- Mazur lecturing on non-equilibrium thermodynamics in Trondheim, 1967
- Born: 11 December 1922 Vienna, Austria
- Died: 15 August 2001 (aged 78) Lausanne, Switzerland
- Education: University of Utrecht
- Known for: non-equilibrium thermodynamics
- Scientific career
- Fields: Physicist
- Workplaces: University of Leiden
- Doctoral advisor: Sybren de Groot

= Peter Mazur =

Dutch physicist (1922–2001)

Peter Mazur (born Vienna, Austria, 11 December 1922; died Lausanne, Switzerland, 15 August 2001) was an Austrian-born, Dutch physicist and one of the founders of the field of non-equilibrium thermodynamics. He is the father of Harvard University physics professor Eric Mazur.

==Family==
Peter Mazur was born on 11 December 1922 in Vienna, Austria. His father, Karl Georg Mazur, a businessman, and mother, Anna Zula Lecker, frequently moved during Mazur's youth. In 1931 the family left for Berlin, where Mazur attended the Französisches Gymnasium. Two years later the family left Germany to escape the growing threat of National Socialism. After spending one year in Switzerland they moved to Paris where Mazur attended the Lycée Janson de Sailly. In 1939 Mazur moved to The Hague in the Netherlands, but in 1940 the occupying Nazis no longer permitted Jews to live near the seacoast and the family moved to Zeist. In 1942 Mazur and his family went into hiding and he spent three years on various farms in the Dutch countryside. One month after the liberation of the Netherlands at the end of World War II, Mazur was reunited with his parents.

==Education==
After the end of the war, Mazur studied Chemistry at the University of Utrecht in the Netherlands. In 1951, Mazur obtained his doctorate under the direction of Sybren de Groot with a thesis entitled, "Thermodynamics of Transport Phenomena in Liquid Helium-2". The results were in good agreement with experiments done at the Kamerlingh Onnes Laboratory in Leiden, the Netherlands.

==Career==
After a period as a postdoctoral fellow at the University of Maryland, College Park in 1953, Mazur became an associate professor at Leiden University in 1954. In 1955, he and de Groot, who had also moved to Leiden, founded the Lorentz Institute for Theoretical Physics at Leiden University. In 1961, Mazur became a full professor, and when de Groot left in 1963, he became director of the institute. He filled this position in his own distinctive way for 25 years until he became emeritus in 1988. Under the direction of de Groot and Mazur, the institute grew substantially and eventually established the Lorentz Chair, a prestigious special professorship.

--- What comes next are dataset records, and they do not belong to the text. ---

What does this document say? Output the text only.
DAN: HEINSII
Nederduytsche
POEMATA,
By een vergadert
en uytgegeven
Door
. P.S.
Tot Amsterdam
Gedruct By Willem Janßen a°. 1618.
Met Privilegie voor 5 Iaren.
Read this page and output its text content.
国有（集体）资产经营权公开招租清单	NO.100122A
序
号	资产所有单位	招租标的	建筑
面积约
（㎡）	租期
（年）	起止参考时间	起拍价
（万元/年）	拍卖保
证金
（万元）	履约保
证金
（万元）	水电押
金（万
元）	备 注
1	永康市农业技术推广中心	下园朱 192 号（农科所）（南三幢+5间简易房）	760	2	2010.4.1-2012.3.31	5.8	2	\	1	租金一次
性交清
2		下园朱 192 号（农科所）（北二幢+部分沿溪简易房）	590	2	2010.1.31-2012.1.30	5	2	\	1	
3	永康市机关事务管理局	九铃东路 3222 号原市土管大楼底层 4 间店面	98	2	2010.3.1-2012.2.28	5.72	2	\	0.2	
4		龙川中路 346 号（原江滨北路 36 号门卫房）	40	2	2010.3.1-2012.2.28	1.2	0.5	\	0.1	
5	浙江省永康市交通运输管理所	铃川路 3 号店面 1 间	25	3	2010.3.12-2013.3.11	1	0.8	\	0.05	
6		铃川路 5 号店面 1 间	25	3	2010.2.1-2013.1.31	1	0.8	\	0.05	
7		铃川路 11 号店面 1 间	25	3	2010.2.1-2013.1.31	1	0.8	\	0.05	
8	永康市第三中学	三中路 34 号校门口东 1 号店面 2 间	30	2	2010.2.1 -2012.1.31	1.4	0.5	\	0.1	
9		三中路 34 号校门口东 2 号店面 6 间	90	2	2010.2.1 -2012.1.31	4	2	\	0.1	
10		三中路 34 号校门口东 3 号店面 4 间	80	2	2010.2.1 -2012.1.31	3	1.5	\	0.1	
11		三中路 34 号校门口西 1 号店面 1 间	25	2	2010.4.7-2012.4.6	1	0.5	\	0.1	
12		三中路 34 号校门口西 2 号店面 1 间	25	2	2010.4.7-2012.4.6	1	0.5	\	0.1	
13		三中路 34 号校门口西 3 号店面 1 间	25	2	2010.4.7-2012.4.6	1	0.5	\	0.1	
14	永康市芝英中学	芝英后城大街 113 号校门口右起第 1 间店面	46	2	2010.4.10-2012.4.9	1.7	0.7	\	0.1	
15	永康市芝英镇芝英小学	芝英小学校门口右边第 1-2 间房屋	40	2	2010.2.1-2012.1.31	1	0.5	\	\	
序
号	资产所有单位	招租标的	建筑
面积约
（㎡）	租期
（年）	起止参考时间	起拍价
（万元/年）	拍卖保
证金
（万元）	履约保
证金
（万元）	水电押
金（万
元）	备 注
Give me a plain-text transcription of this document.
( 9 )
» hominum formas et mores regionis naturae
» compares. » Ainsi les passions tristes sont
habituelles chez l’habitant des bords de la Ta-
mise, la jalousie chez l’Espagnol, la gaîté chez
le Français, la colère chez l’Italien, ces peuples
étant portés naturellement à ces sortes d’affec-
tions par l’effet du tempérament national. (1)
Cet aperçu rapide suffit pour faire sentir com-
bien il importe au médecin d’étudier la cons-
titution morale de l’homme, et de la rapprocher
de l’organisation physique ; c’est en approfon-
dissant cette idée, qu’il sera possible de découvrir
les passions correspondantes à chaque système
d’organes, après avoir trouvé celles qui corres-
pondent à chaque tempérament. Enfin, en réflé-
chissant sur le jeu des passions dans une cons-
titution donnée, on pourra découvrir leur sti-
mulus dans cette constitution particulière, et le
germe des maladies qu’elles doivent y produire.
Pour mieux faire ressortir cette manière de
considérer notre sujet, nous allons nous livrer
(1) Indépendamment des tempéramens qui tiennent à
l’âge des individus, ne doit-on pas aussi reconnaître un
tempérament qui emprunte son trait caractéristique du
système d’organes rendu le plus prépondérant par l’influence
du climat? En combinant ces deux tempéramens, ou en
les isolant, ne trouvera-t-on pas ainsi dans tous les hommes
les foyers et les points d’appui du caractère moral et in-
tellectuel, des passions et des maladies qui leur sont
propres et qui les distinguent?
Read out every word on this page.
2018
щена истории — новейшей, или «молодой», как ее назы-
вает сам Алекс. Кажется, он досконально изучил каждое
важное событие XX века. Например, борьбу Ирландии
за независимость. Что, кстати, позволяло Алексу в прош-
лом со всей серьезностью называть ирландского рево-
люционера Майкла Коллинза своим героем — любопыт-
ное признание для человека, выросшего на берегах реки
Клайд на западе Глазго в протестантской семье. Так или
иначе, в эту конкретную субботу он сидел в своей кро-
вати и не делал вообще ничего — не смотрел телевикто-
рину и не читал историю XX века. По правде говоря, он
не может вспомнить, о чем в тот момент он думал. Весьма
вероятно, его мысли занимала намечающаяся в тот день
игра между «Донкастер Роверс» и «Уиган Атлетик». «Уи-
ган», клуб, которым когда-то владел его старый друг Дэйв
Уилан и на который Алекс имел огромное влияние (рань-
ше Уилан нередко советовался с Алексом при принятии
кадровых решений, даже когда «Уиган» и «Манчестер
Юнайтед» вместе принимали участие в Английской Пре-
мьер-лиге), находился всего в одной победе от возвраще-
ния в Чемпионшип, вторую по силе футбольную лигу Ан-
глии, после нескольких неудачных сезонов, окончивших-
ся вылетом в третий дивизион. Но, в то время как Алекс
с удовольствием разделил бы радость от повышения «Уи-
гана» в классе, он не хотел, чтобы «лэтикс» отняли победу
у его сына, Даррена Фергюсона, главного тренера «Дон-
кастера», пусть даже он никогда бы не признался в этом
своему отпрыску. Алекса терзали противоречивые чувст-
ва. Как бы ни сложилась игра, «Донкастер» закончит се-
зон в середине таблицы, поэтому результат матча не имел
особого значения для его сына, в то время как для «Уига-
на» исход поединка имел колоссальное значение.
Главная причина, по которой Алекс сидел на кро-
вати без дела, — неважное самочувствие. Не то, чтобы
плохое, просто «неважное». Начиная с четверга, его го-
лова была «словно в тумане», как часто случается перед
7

Mazur served on the boards of the International Union of Pure and Applied Physics (1966–84) and the Dutch Foundation for Fundamental Research of Matter (1970–85). In 1987, Queen Beatrix made Mazur a Knight of the Order of the Netherlands Lion.

In 1970 Mazur became a member of the Royal Netherlands Academy of Arts and Sciences.

== Work ==
In his first years at Leiden University, Mazur studied the classical and quantum molecular foundations of non-equilibrium thermodynamics. Significant results included the derivation of the Langevin equation with Irwin Oppenheim and the classic paper on harmonic oscillator systems by George Ford, Mark Kac, and Mazur, which was published in the Journal of Mathematical Physics (in 1965). Mazur's work in the 1950s and 1960s culminated in the publication of Nonequilibrium Thermodynamics (North Holland and Interscience, 1962), written by de Groot and Mazur. This book, translated into several languages, became a classic in the field and was later republished as a series of classic monographs.

Mazur's work in subsequent years addressed a variety of problems in statistical mechanics. He had a good nose for problems ripe to be investigated. To describe diffusion of large particles in fluids, he introduced, together with Dick Bedeaux, the concept of induced forces in 1974. This concept was used to derive generalizations of Faxén's theorem and to develop a theory for the viscosity of a suspension. In 1976, Mazur, with Bedeaux and Alfonso Albano, gave the first systematic formulation of nonequilibrium thermodynamics for surfaces. This formulation opened a new field, which is still in active development. And Mazur, Wim van Saarloos, and Carlo Beenakker developed an algebraic method around 1982 to successfully describe hydrodynamic interactions between arbitrary numbers of particles using induced forces. This was a breakthrough in the field.

After retiring in 1988, Mazur remained active. In 1991, he derived, with Bedeaux, the Langevin equation for a Brownian particle using only causality and time reversal invariance. From 1994 to 2000, Mazur, together with J. Miguel Rubi, used the method of internal degrees of freedom to describe fluctuations in the context of nonequilibrium thermodynamics. In 2001, he and Bedeaux developed nonequilibrium thermodynamics for quantum systems.